Many contemporary data processing systems consume and/or produce vast quantities of data. Electromechanical devices such as hard disk drives are often used to store this data during processing or for later review. The mechanical nature of many types of mass storage devices limits their speed to a fraction of the system's potential processing speed, so measures must be taken to ameliorate the effects of slow storage.
Mass storage devices are commonly viewed as providing a series of addressable locations in which data can be stored. Some devices (such as tape drives) permit storage locations to be accessed in sequential order, while other devices (such as hard disks) permit random access. Each addressable storage location can usually hold several data bytes; such a location is called a “block.” Common block sizes are 512 bytes, 1024 bytes and 4096 bytes, though other sizes may also be encountered. A “mass storage device” may be constructed from a number of individual devices operated together to give the impression of a single device with certain desirable characteristics. For example, a Redundant Array of Independent Disks (“RAID array”) may contain two or more hard disks with data spread among them to obtain increased transfer speed, improved fault tolerance or simply increased storage capacity. The placement of data (and calculation and storage of error detection and correction information) on various devices in a RAID array may be managed by hardware and/or software.

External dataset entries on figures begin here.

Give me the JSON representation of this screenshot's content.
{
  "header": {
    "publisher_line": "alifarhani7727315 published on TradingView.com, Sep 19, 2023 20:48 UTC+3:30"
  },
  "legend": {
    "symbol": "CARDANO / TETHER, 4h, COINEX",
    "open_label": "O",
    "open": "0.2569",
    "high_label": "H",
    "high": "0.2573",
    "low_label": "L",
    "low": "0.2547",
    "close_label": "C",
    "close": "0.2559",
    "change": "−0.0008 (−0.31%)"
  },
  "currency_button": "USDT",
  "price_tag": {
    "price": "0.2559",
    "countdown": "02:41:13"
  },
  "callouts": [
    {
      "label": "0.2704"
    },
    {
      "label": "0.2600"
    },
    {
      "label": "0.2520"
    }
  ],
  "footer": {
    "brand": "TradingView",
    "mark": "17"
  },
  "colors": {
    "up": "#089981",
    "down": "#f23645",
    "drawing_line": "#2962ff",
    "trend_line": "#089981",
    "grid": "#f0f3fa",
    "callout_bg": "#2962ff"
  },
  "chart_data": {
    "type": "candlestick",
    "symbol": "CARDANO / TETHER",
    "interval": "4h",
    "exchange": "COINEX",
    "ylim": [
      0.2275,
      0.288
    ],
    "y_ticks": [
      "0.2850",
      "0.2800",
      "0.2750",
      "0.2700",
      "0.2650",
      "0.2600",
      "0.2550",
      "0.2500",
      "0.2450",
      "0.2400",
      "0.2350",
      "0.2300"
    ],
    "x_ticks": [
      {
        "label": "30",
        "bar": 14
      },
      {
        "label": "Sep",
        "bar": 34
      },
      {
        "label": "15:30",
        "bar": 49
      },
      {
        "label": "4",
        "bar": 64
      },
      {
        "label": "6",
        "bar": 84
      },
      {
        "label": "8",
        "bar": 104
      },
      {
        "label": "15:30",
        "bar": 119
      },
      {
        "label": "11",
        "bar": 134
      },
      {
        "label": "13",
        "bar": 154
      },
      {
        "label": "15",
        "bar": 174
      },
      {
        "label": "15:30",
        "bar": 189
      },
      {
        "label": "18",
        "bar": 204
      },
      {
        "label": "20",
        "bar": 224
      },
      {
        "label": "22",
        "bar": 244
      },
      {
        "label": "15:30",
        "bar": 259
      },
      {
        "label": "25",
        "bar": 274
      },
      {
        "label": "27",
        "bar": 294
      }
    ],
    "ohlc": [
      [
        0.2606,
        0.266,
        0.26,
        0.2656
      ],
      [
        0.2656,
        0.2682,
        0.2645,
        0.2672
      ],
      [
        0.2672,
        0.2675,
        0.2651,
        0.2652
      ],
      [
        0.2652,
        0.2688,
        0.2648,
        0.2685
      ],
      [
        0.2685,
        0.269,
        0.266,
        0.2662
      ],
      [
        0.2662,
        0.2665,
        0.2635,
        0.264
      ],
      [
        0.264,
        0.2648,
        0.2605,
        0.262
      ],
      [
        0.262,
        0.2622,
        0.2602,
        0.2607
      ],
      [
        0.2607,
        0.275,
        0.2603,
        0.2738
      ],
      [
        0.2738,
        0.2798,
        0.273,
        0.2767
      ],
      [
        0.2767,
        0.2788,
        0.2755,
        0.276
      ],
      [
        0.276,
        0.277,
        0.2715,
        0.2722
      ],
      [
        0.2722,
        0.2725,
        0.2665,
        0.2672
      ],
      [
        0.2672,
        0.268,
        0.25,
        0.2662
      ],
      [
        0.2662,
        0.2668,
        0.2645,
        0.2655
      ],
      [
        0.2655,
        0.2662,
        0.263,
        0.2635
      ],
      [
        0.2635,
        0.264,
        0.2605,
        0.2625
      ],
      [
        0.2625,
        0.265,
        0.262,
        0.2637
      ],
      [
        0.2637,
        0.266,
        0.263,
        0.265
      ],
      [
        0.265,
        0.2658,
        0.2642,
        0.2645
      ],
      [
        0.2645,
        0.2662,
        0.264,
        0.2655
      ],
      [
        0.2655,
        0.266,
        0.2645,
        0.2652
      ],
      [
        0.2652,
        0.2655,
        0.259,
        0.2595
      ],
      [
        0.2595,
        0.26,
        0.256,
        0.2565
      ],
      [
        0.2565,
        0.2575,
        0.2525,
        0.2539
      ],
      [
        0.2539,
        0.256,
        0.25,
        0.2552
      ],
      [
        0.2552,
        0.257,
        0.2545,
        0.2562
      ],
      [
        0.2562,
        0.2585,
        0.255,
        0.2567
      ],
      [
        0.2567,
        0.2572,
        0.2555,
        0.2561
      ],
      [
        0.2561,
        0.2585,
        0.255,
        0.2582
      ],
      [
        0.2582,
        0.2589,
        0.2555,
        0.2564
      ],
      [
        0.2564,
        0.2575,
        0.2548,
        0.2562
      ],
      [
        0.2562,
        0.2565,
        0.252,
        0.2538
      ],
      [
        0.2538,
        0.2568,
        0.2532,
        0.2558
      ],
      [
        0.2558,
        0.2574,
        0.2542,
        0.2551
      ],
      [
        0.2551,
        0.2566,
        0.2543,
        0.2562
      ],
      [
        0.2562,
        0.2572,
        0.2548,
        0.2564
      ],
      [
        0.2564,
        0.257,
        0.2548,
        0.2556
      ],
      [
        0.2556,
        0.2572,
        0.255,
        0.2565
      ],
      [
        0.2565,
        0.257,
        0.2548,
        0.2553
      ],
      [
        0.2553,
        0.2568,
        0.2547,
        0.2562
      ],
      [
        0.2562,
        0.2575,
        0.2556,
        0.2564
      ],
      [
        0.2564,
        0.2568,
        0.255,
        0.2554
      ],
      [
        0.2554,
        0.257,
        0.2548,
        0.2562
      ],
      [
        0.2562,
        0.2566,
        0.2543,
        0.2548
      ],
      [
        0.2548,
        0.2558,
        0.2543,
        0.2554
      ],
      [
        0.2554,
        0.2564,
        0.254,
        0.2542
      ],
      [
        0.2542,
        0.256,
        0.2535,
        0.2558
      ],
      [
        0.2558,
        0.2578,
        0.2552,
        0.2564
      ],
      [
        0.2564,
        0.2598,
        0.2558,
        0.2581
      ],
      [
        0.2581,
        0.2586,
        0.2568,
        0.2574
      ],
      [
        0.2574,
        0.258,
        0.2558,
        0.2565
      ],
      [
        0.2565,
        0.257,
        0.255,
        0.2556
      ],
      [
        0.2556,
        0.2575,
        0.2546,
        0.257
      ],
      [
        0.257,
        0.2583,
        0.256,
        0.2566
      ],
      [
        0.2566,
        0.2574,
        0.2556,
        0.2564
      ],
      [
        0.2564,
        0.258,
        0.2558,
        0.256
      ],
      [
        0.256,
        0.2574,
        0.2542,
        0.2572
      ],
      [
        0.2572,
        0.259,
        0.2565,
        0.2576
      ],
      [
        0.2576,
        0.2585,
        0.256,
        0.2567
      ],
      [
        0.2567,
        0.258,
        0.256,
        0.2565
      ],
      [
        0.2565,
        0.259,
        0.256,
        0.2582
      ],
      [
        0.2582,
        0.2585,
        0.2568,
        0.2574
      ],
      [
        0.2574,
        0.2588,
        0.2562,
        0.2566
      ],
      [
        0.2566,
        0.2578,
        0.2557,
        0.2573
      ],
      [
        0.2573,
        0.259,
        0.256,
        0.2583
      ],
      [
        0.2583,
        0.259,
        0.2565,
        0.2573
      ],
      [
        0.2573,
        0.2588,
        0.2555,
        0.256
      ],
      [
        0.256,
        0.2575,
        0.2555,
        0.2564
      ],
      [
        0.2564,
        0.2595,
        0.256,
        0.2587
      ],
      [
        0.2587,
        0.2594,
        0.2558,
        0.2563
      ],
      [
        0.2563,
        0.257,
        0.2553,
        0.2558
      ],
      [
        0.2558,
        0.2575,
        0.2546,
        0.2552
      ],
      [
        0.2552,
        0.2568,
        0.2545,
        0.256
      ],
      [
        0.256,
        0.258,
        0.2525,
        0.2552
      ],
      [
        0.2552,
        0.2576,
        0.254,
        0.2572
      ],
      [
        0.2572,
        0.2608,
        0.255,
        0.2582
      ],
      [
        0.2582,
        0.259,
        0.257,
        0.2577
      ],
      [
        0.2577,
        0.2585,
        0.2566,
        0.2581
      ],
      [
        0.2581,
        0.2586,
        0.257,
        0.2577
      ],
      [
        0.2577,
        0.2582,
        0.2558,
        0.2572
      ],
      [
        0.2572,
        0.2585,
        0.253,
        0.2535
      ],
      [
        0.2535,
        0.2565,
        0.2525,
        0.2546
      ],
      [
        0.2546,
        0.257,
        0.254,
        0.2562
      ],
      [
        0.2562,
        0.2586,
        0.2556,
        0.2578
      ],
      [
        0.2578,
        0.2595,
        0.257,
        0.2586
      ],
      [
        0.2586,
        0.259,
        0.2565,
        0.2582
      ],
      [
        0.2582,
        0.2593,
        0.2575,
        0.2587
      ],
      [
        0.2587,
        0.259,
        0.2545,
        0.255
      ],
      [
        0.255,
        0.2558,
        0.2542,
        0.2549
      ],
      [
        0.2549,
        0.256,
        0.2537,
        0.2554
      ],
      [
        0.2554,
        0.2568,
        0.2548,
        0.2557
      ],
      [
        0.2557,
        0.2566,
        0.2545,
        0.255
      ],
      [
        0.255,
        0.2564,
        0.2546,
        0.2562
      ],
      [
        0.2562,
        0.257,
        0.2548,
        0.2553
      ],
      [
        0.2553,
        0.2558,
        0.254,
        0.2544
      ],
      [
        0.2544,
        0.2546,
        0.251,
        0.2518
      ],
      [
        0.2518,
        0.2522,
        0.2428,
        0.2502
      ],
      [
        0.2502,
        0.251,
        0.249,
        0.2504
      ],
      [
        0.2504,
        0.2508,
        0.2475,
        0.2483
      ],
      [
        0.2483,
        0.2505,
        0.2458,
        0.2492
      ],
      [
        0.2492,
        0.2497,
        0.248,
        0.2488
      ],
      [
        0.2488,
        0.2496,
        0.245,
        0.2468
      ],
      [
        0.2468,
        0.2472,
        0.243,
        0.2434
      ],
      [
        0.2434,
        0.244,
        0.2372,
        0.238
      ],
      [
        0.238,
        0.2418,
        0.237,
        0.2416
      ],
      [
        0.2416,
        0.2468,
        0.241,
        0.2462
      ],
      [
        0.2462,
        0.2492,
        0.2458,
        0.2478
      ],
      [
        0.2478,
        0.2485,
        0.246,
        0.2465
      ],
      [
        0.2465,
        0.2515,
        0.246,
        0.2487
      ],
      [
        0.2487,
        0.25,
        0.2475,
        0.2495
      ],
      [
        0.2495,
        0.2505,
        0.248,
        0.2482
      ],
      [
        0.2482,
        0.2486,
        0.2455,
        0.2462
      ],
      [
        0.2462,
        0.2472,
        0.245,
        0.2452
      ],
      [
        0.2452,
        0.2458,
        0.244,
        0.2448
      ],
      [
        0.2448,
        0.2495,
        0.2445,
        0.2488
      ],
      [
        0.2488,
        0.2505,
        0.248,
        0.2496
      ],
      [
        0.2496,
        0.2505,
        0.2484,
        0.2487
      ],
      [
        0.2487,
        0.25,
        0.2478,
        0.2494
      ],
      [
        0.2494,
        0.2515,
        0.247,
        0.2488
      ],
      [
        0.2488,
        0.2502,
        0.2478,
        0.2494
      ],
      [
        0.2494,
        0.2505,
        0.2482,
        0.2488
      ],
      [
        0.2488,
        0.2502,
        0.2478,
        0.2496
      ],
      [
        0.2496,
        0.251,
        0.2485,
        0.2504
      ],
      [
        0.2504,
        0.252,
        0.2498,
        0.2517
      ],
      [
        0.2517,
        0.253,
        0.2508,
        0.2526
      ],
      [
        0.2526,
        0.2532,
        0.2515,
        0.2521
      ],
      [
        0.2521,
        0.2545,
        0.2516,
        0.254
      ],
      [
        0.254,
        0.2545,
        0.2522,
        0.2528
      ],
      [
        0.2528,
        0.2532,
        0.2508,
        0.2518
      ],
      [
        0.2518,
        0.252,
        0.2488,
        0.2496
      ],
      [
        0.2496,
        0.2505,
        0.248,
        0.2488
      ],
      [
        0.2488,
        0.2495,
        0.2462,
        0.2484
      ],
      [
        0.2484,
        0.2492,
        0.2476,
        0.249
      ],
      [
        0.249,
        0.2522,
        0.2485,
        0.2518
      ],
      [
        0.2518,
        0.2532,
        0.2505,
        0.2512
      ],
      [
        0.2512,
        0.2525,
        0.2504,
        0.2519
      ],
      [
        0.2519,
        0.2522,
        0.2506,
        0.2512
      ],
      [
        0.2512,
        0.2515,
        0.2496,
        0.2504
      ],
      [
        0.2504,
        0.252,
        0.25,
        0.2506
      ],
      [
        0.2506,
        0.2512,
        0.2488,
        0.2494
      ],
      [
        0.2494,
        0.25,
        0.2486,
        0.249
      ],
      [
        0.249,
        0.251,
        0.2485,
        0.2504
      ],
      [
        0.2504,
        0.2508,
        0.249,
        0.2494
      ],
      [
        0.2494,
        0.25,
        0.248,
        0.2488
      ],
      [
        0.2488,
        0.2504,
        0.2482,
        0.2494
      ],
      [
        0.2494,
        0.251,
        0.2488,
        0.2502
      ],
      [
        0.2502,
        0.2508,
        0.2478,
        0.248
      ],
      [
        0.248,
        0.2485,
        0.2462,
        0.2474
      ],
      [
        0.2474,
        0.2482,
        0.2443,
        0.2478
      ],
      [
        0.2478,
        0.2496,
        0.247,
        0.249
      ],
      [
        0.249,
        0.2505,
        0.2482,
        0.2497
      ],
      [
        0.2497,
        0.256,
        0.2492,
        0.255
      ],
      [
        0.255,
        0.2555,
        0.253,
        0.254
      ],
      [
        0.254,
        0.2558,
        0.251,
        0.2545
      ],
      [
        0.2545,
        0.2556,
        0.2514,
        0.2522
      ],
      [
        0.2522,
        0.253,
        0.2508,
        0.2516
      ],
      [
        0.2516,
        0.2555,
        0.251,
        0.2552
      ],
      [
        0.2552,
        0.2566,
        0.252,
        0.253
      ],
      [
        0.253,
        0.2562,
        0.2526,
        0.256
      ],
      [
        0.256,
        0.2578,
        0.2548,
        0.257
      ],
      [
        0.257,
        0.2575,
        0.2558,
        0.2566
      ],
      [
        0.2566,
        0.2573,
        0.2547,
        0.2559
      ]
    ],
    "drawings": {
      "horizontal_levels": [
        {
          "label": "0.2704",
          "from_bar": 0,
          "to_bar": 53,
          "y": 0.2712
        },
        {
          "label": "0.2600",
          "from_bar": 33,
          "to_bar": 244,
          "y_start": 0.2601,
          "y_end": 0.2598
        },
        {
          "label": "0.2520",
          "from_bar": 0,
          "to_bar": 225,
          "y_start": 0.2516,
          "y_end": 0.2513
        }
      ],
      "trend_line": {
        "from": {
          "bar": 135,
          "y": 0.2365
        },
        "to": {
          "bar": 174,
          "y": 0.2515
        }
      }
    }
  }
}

Occasionally, the entire capacity of a storage device is dedicated to holding a single data object, but more often a set of interrelated data structures called a “filesystem” is used to divide the storage available among a plurality of data files. Filesystems usually provide a hierarchical directory structure to organize the files on the storage device. Note that a file in a filesystem is basically a sequence of stored bytes, so it can be treated identically to a mass storage device for many purposes. For example, a second filesystem can be created in a file on a first filesystem. The second filesystem can be used to divide the storage space of the file among a plurality of data files, all of which reside within the file on the first filesystem. Such nested filesystems can be constructed to an arbitrary depth, although depths exceeding one or two levels are not particularly useful. A file that contains a nested filesystem is called a “container file.”
The logic and procedures used to maintain a filesystem (including its files and directories) within storage provided by an underlying mass storage device or container file can have a profound effect on data storage operation speed. This, in turn, can affect the speed of processing operations that read and write data in files. Thus, filesystem optimizations can improve overall system performance.
Read reallocation is a technique that can improve a storage system's performance on large sequential reads. When a read request calls for many data blocks to be copied from a mass storage device into system memory, the read may proceed faster if the data blocks are located physically near one another and/or in sequential order on the storage device. Prior-art systems recognize the benefit of read reallocation, under the rubric of file defragmentation. FIG. 2A shows how data blocks 210-240 may be arranged on a storage device 200. Blocks labeled 210 are unused, while blocks 220, 230, 240 and 250 contain data in a file. When the data blocks of a file are separated and/or stored out-of-order, as shown in FIG. 2A, the file is said to be “fragmented.” A process that reads the file might cause the storage system to perform four separate read operations to obtain the contents of data blocks 220-250. However, if the file is defragmented by moving the contents of data blocks 220-250 around as shown in FIG. 2B, all the data blocks might be obtained in a single read operation. Even partial defragmentation, shown in FIG. 2C, may provide some benefit. Unfortunately, file defragmentation is a time-consuming process, as blocks must be located, read into memory, and then stored in more nearly sequential locations. If the storage device has little free capacity, it may be necessary to move many blocks from place to place to coalesce free areas. Furthermore, files that change or grow tend to become increasingly fragmented over time, necessitating repeated defragmentation operations.
Techniques to reduce fragmentation without explicit, time-consuming defragmentation cycles, may be useful in improving storage operations.